By contrast, the poet Samuel Taylor Coleridge treated his addiction to opium as a moral dilemma, creating "the psychodrama of remorse, recovery and relapse." His very public denunciation of his weakness against "this detested poison," his determination to submit himself to the care of a physician to kick the habit, made him, according to Younquist, "the first celebrity to enter rehab."

Then there is the matter of George Gordon, Lord Byron, and his famous clubfoot - - - which may not have been that at all (some doctors later opined that it was "mild spastic paraplegia or spina bifida.") Youngquist describes Byron's specially designed boots, says that they demonstrated that prosthesis "opens a body to otherness:"

    Perhaps the poet of the satanic school practiced not a demonic but a prosthetic art. Perhaps his scandalous reputation arises as much from physical as from psychological tribulation . . . perhaps Byron's surgical boots materially occasion transgression, one that challenges the sameness that the proper body promotes.

Thus his physical deformity induced what the people of his time would see as a political deformity. To bring home his point, Youngquist indulges in heavy (and often wonderful) punning: "Birth got Byron off on the wrong foot." Byron required "fake boots to maintain his social standing." He stepped "toward another way of living, a way that involved otherness." "But that conclusion might be a misstep."

    Whatever the case, that boot alters Byron's stance toward others, or better yet, others it altogether, forcing him to step beyond the norm of the proper body, making prosthesis a part of bodily life."
Making it through Monstrosities is a walk on the wild side. Sometimes we are so irritated at the author's Foucaultisms that we want to just hang it up. Other times, the writing, the insights give a hit on the head, that magic "wow" moment that you and I look for in the world of facts. On Coleridge as ex-junkie: "The turn away from bad habits and toward the proper body fulfills itself in Coleridge's advocacy of religion as the institutional means of producing it."

    State religion reproduces and regulates the health of the proper body in liberal society. Religion truly is the opiate of the masses.

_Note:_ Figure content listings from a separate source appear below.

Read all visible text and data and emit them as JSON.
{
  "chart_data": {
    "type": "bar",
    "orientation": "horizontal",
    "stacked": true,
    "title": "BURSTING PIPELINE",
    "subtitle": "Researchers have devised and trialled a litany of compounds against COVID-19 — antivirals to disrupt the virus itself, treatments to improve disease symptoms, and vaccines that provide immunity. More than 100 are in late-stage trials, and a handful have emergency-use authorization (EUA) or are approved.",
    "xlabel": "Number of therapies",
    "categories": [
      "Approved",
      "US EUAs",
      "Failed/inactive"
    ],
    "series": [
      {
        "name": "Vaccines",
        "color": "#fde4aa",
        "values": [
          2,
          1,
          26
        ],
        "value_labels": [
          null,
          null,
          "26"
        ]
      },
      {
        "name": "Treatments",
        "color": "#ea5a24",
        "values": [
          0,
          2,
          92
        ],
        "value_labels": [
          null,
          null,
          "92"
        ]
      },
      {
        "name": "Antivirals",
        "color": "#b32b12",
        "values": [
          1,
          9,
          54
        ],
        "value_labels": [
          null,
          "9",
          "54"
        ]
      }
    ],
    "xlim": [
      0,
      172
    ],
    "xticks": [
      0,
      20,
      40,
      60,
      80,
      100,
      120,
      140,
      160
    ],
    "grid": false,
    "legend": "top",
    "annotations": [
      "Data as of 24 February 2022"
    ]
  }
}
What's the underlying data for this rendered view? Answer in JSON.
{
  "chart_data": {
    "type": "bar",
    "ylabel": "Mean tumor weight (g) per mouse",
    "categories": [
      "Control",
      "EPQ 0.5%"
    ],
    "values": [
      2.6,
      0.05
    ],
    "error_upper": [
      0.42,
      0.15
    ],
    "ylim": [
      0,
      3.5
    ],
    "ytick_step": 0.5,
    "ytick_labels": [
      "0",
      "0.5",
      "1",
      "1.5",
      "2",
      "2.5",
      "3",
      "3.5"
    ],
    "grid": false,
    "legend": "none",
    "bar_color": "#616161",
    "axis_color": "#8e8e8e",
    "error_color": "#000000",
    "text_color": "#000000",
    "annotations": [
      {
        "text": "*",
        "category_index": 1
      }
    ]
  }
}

On Frankenstein's viewing the "wretch, the filthy demon to whom I had given life:"

    Life does not in and of itself confer humanity on a human organism. That distinction comes through its ability to participate in civil society.

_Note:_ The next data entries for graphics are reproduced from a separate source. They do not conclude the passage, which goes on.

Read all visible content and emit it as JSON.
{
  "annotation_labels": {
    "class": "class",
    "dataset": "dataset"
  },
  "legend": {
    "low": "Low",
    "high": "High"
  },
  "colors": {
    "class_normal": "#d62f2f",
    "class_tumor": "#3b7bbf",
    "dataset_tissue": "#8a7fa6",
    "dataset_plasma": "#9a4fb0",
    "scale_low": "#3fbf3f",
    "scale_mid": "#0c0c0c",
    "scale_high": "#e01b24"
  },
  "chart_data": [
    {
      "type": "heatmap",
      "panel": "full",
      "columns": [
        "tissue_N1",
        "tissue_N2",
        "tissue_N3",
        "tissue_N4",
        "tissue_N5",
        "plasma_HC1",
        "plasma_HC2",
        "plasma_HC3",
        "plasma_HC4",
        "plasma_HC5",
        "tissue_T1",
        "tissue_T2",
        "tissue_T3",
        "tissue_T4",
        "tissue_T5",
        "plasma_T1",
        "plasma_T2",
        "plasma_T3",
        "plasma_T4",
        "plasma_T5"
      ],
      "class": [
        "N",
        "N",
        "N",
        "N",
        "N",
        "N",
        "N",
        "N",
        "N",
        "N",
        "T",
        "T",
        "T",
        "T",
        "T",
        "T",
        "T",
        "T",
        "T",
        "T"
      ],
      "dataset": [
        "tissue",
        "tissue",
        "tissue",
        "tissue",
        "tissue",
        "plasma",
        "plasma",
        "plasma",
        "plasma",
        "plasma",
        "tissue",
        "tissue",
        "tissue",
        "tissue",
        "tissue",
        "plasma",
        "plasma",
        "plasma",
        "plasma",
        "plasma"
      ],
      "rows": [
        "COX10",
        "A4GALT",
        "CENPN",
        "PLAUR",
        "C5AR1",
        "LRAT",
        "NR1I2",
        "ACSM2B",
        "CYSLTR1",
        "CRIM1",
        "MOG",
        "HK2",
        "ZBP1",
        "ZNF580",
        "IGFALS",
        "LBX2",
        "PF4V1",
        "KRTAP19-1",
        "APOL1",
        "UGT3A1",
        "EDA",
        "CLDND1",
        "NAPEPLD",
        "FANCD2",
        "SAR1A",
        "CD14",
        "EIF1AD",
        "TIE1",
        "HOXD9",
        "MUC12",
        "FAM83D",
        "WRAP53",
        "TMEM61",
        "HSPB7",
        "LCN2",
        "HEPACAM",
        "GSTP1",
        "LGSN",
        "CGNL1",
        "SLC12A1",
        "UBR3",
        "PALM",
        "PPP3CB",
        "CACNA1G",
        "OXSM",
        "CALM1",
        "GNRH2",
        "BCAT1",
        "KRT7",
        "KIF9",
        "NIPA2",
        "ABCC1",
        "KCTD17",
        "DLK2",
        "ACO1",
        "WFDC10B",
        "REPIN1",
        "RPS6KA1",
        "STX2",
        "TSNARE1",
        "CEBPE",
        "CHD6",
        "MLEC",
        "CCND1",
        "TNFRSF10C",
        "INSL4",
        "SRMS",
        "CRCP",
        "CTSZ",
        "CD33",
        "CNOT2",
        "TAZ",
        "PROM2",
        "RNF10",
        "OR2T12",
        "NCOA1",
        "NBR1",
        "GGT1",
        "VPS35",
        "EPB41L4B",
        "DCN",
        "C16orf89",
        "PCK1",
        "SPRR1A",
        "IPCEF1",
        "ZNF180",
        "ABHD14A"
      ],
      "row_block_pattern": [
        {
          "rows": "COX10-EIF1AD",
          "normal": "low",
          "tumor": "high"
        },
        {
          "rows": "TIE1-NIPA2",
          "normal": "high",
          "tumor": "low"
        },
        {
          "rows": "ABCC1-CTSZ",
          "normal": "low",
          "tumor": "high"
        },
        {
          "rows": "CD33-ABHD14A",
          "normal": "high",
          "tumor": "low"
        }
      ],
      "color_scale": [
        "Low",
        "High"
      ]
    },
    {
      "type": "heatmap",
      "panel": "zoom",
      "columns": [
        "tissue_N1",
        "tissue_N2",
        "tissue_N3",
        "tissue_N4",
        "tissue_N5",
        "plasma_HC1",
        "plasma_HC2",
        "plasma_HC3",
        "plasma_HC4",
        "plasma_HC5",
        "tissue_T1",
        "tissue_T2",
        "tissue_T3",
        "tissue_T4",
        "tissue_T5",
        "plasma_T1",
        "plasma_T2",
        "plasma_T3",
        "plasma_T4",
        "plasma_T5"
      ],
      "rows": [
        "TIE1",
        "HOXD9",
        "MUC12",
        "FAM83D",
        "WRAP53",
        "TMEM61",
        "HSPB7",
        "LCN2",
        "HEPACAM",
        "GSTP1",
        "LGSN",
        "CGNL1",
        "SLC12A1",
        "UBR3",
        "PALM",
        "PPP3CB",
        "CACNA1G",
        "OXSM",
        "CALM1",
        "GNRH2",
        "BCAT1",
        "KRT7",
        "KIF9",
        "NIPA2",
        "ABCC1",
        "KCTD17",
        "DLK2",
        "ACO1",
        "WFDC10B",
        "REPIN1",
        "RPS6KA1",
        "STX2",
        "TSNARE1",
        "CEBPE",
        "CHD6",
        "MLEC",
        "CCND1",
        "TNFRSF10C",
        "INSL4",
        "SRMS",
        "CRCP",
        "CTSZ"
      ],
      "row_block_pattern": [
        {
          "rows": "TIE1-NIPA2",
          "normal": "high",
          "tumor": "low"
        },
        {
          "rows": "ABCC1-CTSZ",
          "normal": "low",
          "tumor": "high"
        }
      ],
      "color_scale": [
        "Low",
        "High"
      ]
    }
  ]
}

And the long-standing low-level situs given to women in society:

    If women are excluded from the social contract it is partly on the basis of bodily deviance from a masculine standard, an assumption whose authority runs back to Aristotle. Liberal political theory presumes a standard that renders all such deviant flesh innocuous.

If you are going to do Monstrosities, be prepared to devote a few weeks to it. And you have to remember - - - it's all over the place, at the same time being of a whole. Youngquist sees, perhaps too clearly, how society makes eunuchs of those who deviate physically from the norm. It is no accident that one of the few institutions he praises is the Bartholomew Fair which ran in England for almost 700 years.

It featured freaks - - - "The Beautiful Spotted Negro Boy," "A Foundling Cripple," and other "monsters, prodigies, and curiosities." The author views it as a place where "monstrosities could be valued for their singularity, their positive otherness to the proper body." It conferred "positive value on such bodies."

    Bartholomew Fair performs, so to speak, the cultural possibility of monstrosities.